After Opal Tower | NSW President asks: ‘Where is the Quality?’

Where is the Quality?  

Kathlyn Loseby NSW Chapter President, Australian Institute of Architects

The Opal Tower debacle is just the latest headline case of the construction process letting down our community. Why is this happening?

The failure of the construction process didn’t occur overnight. It has developed over a period of time and for various reasons. But it all starts with inappropriate building contracts and a lack of separation and independent assessment by properly regulated and trained professionals. It has been a train wreck waiting to happen, and there have been plenty of warning signs over time. Reports such as the Lambert Building Professionals Act Review (2015) and the Shergold Weir report (2018) are but the tip of the iceberg.

Given this the Australian Institute of Architects (the Institute) has congratulated the government on moves to implement the majority of recommendations ensuing from the Shergold-Weir report – recommendations we called on government to adopt – and we welcome the recommendatons of the NSW government’s independent Opal Tower report released today. Namely, we strongly support the creation of a government-registered engineers database, independent third-party checks of critical design elements throughout high-rise construction, and the creation of a new Building Structure Review Board to establish and publish the facts relating to major structural damage of buildings arising from structural design and construction, to investigate their causes and to recommend regulatory changes as needed.

Practitioner regulation is key to Quality

The Institute has repeatedly lobbied government, released media statements, and joined with allied groups in a bid to effect changes needed to address construction process issues, including imposing tighter regulation of building practitioners that bring them closer into line with the standards applicable to architects.

Architects spend five years at university training to improve our built environment for the whole community – for the person who will live in the house, work in the office, play sport in the hall, sit on the steps of the the town hall, walk their dog through the courtyard. We all use buildings and the spaces in between. We all need to feel safe and secure and receive value for money spent.

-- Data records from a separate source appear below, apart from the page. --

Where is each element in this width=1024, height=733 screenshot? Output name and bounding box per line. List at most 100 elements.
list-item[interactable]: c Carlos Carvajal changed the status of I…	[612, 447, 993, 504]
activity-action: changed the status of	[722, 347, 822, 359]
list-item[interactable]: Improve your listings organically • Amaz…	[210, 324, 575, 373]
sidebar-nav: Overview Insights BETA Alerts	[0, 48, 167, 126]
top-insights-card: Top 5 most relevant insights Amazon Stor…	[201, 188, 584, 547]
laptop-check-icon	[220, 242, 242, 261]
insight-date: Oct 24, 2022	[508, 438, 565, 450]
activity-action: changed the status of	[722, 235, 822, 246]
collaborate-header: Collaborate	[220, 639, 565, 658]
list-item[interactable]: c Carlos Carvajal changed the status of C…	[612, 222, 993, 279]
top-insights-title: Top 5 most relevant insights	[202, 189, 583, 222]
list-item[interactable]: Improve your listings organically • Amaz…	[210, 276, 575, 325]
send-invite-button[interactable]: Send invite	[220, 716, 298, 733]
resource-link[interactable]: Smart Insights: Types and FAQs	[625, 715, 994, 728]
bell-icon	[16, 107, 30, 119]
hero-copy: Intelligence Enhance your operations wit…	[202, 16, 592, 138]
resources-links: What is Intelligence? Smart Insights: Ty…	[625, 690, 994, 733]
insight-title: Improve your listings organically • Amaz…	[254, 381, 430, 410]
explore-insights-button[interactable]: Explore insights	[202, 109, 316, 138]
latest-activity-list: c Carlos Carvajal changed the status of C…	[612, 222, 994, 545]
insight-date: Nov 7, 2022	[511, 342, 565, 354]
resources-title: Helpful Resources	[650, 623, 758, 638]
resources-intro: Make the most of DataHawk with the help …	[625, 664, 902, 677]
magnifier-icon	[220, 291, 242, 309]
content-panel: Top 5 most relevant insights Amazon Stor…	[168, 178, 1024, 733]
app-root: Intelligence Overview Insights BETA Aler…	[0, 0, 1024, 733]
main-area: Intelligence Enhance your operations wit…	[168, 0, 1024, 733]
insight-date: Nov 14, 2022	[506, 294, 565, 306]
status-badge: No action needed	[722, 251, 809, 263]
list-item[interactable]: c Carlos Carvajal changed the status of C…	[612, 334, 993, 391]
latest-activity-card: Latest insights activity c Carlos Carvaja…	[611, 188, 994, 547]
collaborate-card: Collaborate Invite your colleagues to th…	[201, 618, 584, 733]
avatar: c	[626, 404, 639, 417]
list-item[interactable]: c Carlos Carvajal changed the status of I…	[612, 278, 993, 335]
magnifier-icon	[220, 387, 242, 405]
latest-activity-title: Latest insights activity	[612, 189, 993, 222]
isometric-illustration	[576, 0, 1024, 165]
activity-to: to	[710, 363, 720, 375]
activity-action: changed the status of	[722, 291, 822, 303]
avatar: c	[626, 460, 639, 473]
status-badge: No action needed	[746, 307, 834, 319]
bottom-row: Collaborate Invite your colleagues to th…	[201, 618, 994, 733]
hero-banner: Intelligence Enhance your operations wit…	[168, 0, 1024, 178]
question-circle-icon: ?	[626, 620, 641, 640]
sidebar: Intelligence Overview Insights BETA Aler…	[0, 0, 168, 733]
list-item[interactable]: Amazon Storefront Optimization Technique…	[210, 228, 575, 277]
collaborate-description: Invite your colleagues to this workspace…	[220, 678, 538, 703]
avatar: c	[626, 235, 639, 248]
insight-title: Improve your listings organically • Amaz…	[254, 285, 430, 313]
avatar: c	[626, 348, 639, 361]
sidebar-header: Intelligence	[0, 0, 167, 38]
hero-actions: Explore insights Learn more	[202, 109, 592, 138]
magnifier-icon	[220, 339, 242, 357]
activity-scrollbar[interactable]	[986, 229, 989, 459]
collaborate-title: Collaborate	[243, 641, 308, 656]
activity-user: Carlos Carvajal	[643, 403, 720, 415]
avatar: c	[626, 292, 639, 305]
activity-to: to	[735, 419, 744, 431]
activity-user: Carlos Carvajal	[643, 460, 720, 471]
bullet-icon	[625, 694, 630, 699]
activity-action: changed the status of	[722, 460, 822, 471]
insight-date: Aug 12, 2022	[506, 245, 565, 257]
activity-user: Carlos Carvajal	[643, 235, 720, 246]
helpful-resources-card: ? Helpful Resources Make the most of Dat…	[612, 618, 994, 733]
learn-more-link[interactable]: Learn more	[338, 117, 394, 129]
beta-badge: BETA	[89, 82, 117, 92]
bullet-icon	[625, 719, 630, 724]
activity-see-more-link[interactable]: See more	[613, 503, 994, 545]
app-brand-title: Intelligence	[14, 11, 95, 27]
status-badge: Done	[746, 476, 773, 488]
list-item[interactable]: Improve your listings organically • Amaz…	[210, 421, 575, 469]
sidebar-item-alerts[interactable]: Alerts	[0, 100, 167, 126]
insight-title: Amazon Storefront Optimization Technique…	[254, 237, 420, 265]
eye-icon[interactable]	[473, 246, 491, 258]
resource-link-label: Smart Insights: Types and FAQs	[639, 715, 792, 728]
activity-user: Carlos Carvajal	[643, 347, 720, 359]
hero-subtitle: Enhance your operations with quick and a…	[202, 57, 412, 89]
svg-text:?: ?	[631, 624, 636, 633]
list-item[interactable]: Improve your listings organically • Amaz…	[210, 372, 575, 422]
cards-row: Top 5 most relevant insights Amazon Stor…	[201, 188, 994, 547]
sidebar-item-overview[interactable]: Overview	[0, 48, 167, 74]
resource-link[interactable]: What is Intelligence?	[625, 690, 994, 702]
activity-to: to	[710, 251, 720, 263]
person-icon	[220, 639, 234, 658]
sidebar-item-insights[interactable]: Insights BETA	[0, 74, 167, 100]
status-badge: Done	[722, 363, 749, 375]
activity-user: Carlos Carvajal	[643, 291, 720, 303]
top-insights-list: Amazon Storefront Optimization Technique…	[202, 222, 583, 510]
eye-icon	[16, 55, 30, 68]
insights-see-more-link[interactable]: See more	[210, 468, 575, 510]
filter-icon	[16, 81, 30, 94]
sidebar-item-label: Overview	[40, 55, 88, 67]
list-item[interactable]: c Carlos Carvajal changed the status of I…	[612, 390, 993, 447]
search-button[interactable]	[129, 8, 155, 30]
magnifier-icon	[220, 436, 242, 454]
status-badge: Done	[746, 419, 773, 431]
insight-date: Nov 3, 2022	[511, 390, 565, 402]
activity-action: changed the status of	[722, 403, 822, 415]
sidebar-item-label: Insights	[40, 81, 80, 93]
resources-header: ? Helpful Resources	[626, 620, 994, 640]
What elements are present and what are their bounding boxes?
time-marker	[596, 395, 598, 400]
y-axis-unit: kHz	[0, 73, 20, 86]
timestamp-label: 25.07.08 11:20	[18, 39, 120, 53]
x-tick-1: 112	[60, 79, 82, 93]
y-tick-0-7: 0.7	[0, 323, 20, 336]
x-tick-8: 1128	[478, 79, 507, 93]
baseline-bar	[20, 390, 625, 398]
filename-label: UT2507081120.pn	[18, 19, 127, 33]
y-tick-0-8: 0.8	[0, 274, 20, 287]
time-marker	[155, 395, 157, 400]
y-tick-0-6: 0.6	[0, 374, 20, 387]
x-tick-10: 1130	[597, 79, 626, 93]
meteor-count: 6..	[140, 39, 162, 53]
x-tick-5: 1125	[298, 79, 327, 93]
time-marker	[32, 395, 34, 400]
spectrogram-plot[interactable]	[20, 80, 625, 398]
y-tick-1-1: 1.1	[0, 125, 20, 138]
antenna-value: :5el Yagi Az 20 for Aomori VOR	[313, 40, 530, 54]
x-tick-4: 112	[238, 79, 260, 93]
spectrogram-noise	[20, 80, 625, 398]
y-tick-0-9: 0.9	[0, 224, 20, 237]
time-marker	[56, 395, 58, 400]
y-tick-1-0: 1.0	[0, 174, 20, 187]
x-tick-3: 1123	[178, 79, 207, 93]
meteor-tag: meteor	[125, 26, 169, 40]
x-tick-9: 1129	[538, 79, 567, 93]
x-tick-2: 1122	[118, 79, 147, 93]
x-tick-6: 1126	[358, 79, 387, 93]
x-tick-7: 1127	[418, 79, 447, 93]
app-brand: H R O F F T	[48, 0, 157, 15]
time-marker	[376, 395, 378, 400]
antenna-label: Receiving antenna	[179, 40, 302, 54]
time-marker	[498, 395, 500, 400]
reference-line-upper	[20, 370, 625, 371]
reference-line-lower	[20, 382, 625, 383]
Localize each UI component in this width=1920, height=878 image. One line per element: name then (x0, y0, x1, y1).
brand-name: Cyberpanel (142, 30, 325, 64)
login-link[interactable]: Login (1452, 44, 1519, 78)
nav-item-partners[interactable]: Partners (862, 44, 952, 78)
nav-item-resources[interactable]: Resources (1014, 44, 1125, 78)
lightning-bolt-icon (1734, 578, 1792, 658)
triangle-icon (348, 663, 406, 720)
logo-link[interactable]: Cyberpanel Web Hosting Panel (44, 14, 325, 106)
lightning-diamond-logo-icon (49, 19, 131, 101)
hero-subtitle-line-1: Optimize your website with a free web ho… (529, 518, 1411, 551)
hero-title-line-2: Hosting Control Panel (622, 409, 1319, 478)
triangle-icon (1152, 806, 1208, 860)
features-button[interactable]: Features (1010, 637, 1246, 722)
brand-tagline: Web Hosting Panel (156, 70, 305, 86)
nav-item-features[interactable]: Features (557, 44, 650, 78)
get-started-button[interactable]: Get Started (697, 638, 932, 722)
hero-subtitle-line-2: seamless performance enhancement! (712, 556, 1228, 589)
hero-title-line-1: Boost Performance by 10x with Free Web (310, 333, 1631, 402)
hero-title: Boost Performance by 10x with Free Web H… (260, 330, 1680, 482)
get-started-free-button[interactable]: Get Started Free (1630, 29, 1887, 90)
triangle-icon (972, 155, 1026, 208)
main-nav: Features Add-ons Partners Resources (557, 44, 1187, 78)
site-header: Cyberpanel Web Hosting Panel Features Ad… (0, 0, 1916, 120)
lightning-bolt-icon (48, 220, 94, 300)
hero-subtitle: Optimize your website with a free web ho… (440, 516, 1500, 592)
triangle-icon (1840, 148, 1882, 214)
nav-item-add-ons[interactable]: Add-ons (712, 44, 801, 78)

To become registered, an architect must complete further training and examination, and then undertake continuing professional development to maintain that status. The last thing architects want to see is the built environment we have trained hard to improve instead become diminished and ineffective. But the quality of outcomes that should result from our profession’s highly developed skill base has been undermined by a lack of regulation for other building practitioners.

The quality of constructed – as distinct from designed – outcomes has also been compromised by a culture hell bent on prioritising profit at quality’s expense.

How does that happen?

Procurement must begin prioritising Quality

Procurement predominantly involves a hierarchy of three crucial concerns: Time, Cost, and Quality. If time and cost predicate the majority of decisions, the scales will dip to their weight. Inevitably quality suffers.

For most major construction projects the design architect is lucky to get to document to 70% (60% or even 50% in some cases) before it goes to tender and the builder takes on all the risk. Only the design outline is certified by the architect and sub-contractors employed by the builder then self-certify their own work – or risk not getting paid.

An overwhelming emphasis on speed and minimising cost has driven this process.

Neither a one size fits all procurement approach or a simple ‘return to the old’ is the answer to this major issue, which impacts the entire community. We must put our collective brains together and devise a better process than we have now.

Yes, increasing quality will increase the construction costs and time. But throwing people out of an unsafe building costs substantially more and takes longer to fix – as will stakeholders’ confidence. What is the emotional cost to the residents and others directly impacted?  What is the financial cost to the financiers, to the original developer, the builder, the strata owners, and to the insurers?

Quality must become the top priority. We want a built environment where you can walk your children down the street, stop in a café for an ice cream, shop for your groceries, grab a book from the library, and return home all the while feeling safe and secure.